Ryan Schram Yawahigu ana amwahao Ol rot bilong laip bilong mi (or, Curriculum vitae)

Introduction

Yauwedo and welcome

Hi, I am Ryan Schram. I currently teach anthropology at the University of Sydney, where I have worked since 2011.

As a cultural anthropologist, I have always been most interested in the encounters between cultures and their diverse and unequal consequences in human history.

Cultural anthropology’s most important contribution to this topic is its assumption that these encounters themselves are always mediated by the same constructs that coordinate people’s shared understanding of the world.

To interact with an other is to make the other part of one’s own story about the world, and to become part of the story they too are telling about their world. In any interaction, we must first be social scientists before we can be social subjects, whether across social, cultural, or political boundaries, or with our own neighbors. Social existence is not possible without each person’s own production of knowledge of social process.

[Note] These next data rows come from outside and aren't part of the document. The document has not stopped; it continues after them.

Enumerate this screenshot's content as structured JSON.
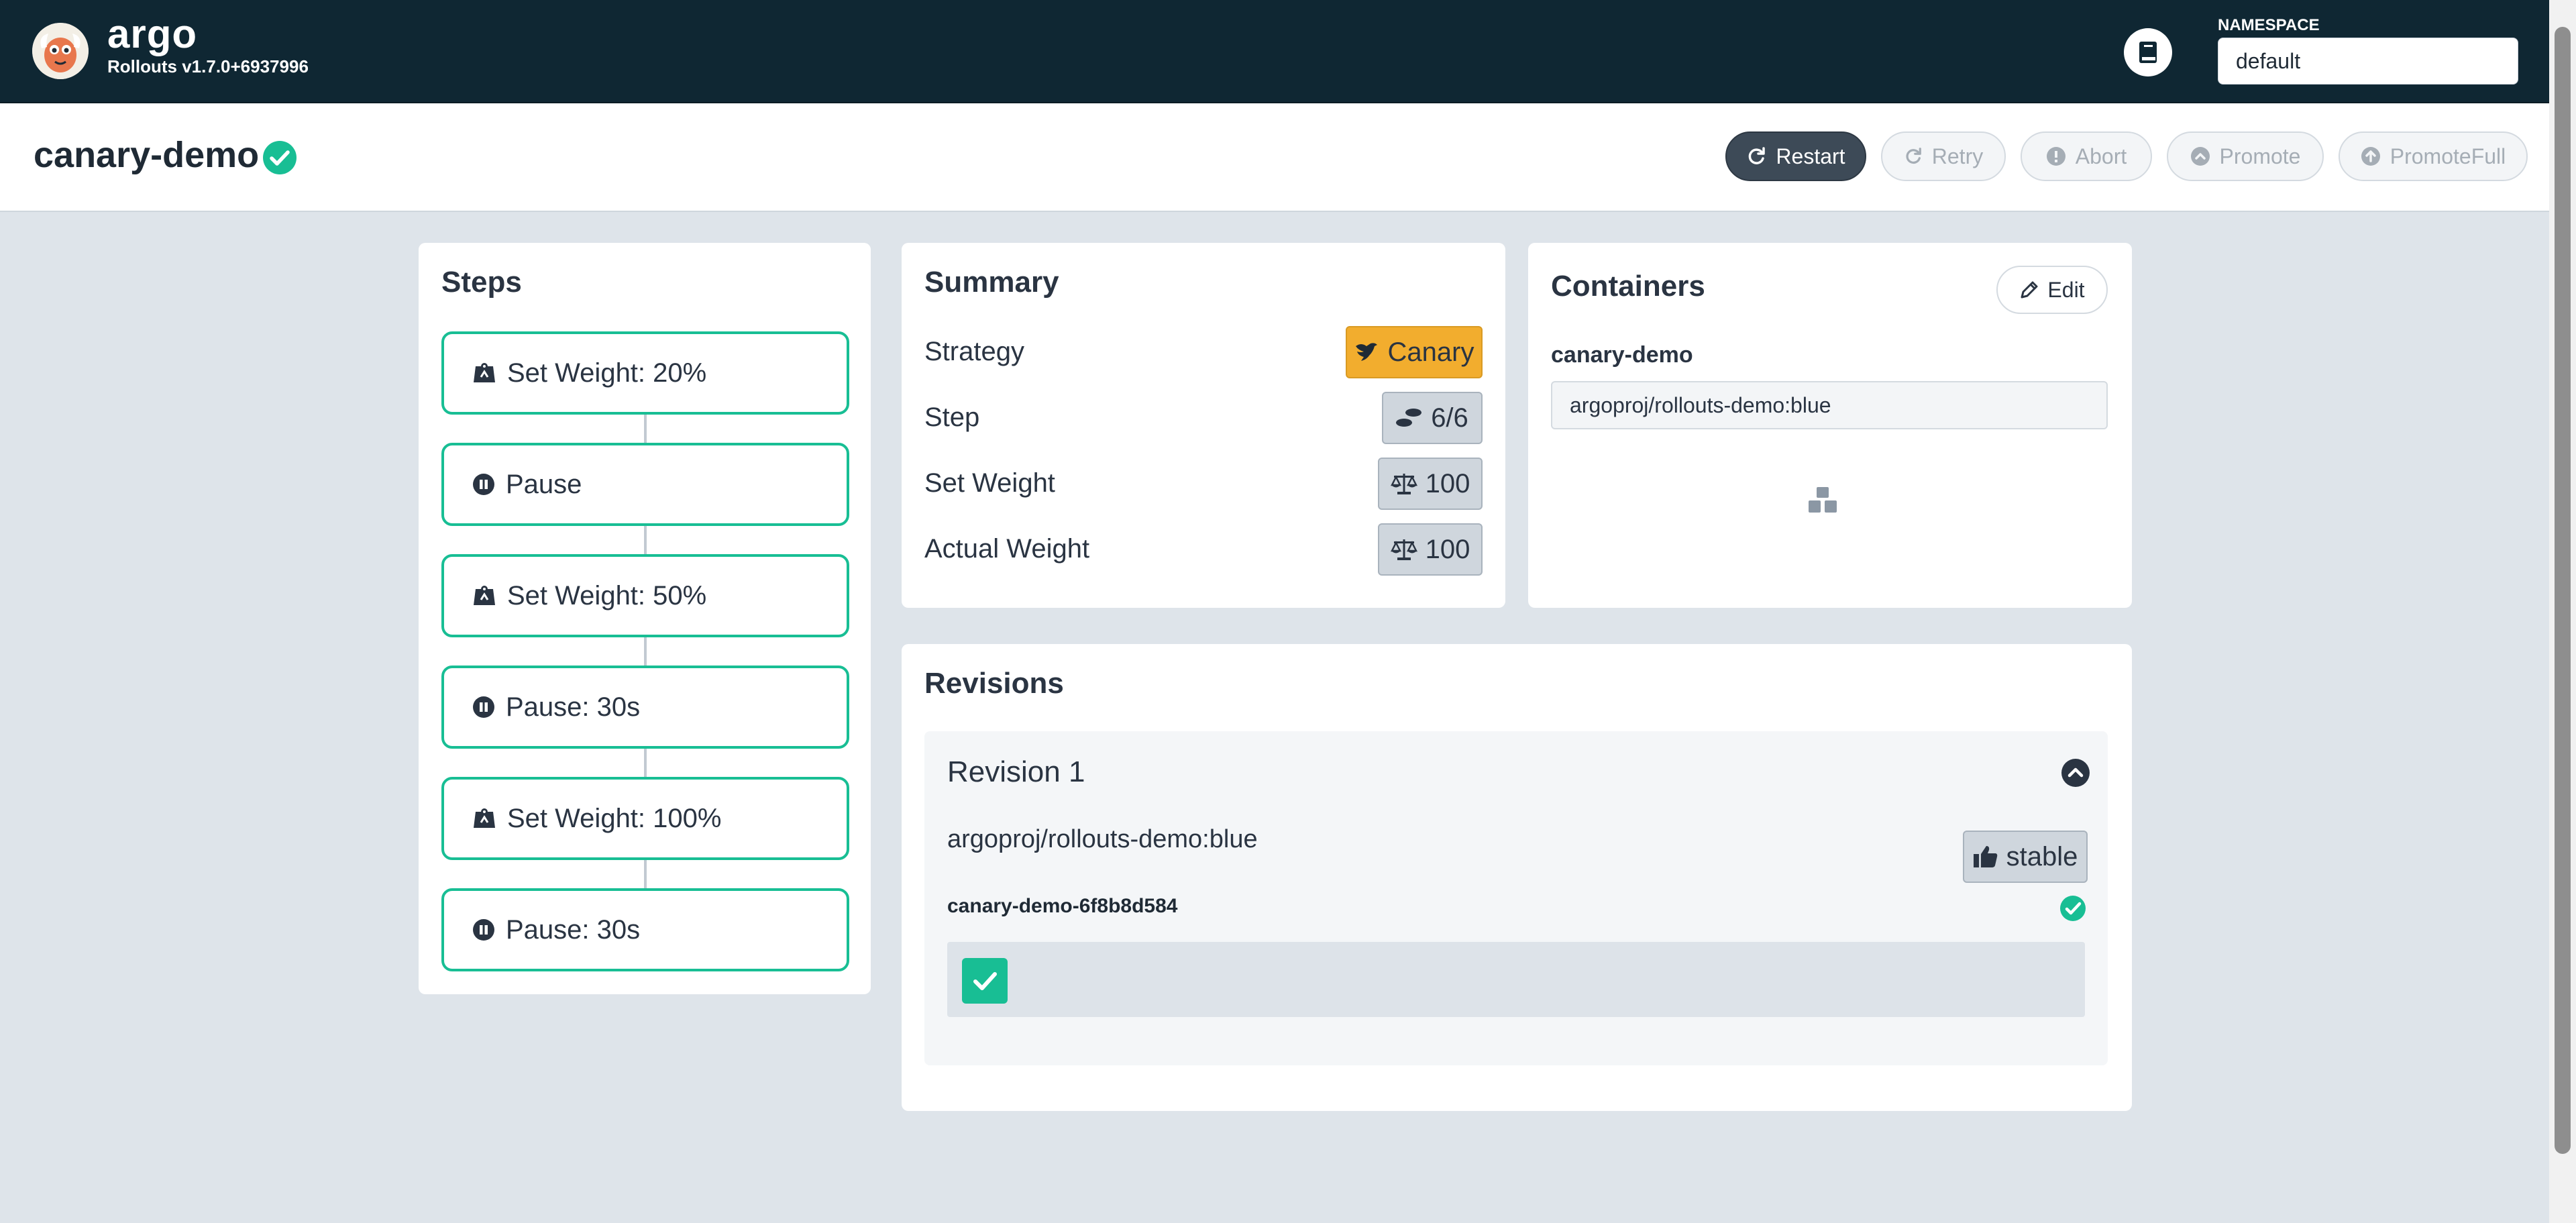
{
  "topbar": {
    "brand": "argo",
    "version": "Rollouts v1.7.0+6937996",
    "namespace_label": "NAMESPACE",
    "namespace_value": "default"
  },
  "header": {
    "title": "canary-demo",
    "actions": {
      "restart": "Restart",
      "retry": "Retry",
      "abort": "Abort",
      "promote": "Promote",
      "promote_full": "PromoteFull"
    }
  },
  "steps": {
    "title": "Steps",
    "items": [
      {
        "label": "Set Weight: 20%",
        "icon": "weight-icon"
      },
      {
        "label": "Pause",
        "icon": "pause-icon"
      },
      {
        "label": "Set Weight: 50%",
        "icon": "weight-icon"
      },
      {
        "label": "Pause: 30s",
        "icon": "pause-icon"
      },
      {
        "label": "Set Weight: 100%",
        "icon": "weight-icon"
      },
      {
        "label": "Pause: 30s",
        "icon": "pause-icon"
      }
    ]
  },
  "summary": {
    "title": "Summary",
    "strategy_label": "Strategy",
    "strategy_value": "Canary",
    "step_label": "Step",
    "step_value": "6/6",
    "set_weight_label": "Set Weight",
    "set_weight_value": "100",
    "actual_weight_label": "Actual Weight",
    "actual_weight_value": "100"
  },
  "containers": {
    "title": "Containers",
    "edit_label": "Edit",
    "name": "canary-demo",
    "image": "argoproj/rollouts-demo:blue"
  },
  "revisions": {
    "title": "Revisions",
    "items": [
      {
        "title": "Revision 1",
        "image": "argoproj/rollouts-demo:blue",
        "badge": "stable",
        "replicaset": "canary-demo-6f8b8d584"
      }
    ]
  },
  "colors": {
    "topbar": "#0f2733",
    "accent_green": "#18be94",
    "canary_orange": "#f2ad2e",
    "background": "#dee4ea"
  }
}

My work as an anthropologist has been to observe and reflect on the distributed, collaborative, collective processes by which people reflexively link each moment in their lives to larger narratives. Unlike academic social science, social actors theorize their social relationships prospectively and pragmatically. The actor’s own accounts of social process anticipate the actions of others. We and they solicit each others’ confirmation of our respective accounts, and we adjust our own understanding of the moment. The practical social knowledge of social actors is a “self-fulfilling prophecy” (Merton 1948).

Yet pace Merton not everybody’s prophecies of social process are fulfilled. Throughout the world, people tell many different kinds of stories about their lives with others—and new kinds of stories emerge all the time—yet few of these narratives of society and history are given credibility and authority. The social sciences are only one historically specific institutionalization of people studying people. And, indeed, the social sciences are often only the state’s theory of society. Not only is a certain fluency in this dominant social epistemology necessary for people’s public recognition, but also a denial of their capacity to know themselves on their own terms. This, I think, is especially important for cultural anthropologists, since ethnographic knowledge in the postcolonial world is a public record of difference. Under these conditions, how do people produce new, alternative accounts of themselves and their relationships to the rest of the world?

On this site, you see how I have worked on this and other questions, first in my ethnographic research on the society of Auhelawa in Papua New Guinea (PNG), and more recently in my study of postcolonial PNG’s uniquely ethnographic citizenship as seen in the news discourse of PNG mass print media. I also present information on my teaching and my other professional activities.

The images used on the site

The background and other elements of the pages on this site are decorated with images of a few items from my collection of baskets and bilums from PNG, and a pandanus skirt that was originally produced an Auhelawa mother for her daughter’s extra credit assignment at Kurada Primary School.

How this site is maintained

I maintain the pages on this site in much the same way that I draft any writing and, increasingly, prepare class materials: as plaintext documents. The underlying data and documents are storied in a collection of text files, each of which contains metadata in YAML and content in Markdown. I have a script in Python that runs each item through Pandoc and produces the indexes for each part of the site as static HTML pages.